If you're going to places like that (and you should be) you're going for the food, so forget about assessing the level of service, or focusing on the haphazard, chintzy decor, or the spartan qualities of the bathrooms. Leave your chain-restaurant expectations at home, strap yourself in, and just point to some stuff on the menu. Take a plunge, try something with a head or an eyeball fer crissakes. Order something with tendon, maw, or tripe in it, and allow yourself to be taken out of your comfort zone once in a while. It's just one meal. Really, what's the worst thing that could happen? If it's terrible, you'll have a snack at home later.
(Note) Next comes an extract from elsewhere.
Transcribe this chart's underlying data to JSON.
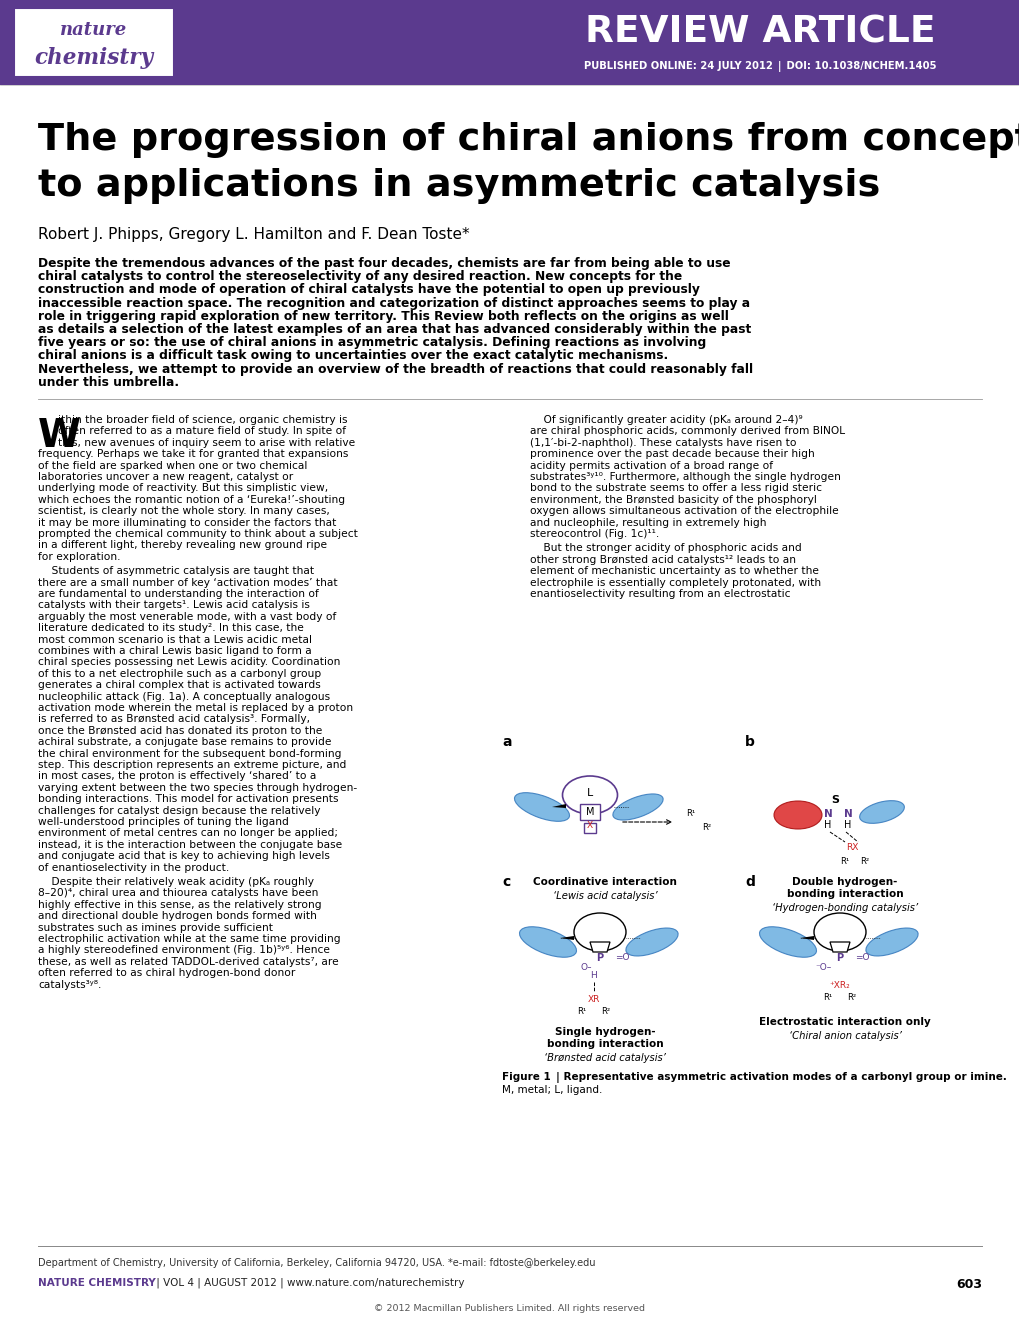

The meal at Woo Lae Oak seemed kind of slow, at first, since they could only really cook one or two different things at a time, but the pace actually ended up being something that I really enjoyed about the meal, since getting only a few bites of each item at a time, then waiting for the next course provided a much calmer, more leisurely feel to the evening and I think I probably ate less while not feeling any less full as a result. Plus, it gave us ample time to catch up, which was nice. Probably another reason why this place seems to cater to larger parties.

The one complaint I have is that the in-table grill didn't seem to generate enough heat to really put a good sear on the meat, and because of that, a lot of the stuff seemed to steam more than grill or "barbecue" once the cooking surface was loaded with raw beef, pork, and/or shellfish. Kind of a fatal flaw. I've only been to a couple other Korean barbecue places, but it's my impression that the ones using charcoal are cooking over higher heat and, subesequently, putting out a better-quality end product.

So, bottom line; Woo Lae Oak was nice, but nothing fabulous. It's acceptable Korean barbecue in a fairly luxurious and upscale setting, so it's perhaps a good middle ground for those who want to be adventurous diners without wanting to give up the mainstream-restaurant-level surroundings. Or for those who want the experience but don't want to go all the way into the city to go to somewhere like San Soo Gap San or Hae Woon Dae where you'll end up cooking your own food over live charcoal.

Our tab ended up being about $60/per person, including tax, tip, and quite a few drinks. Plus, we ordered almost all protein items, rather than adding some rice or noodle dishes that would have filled us up a bit more economically, so really, it's not all that expensive, all things considered. Definitely worth a try.

Just make sure you bring your English->Korean dictionary. Or have a couple glasses of soju and muddle through...that's more fun anyway.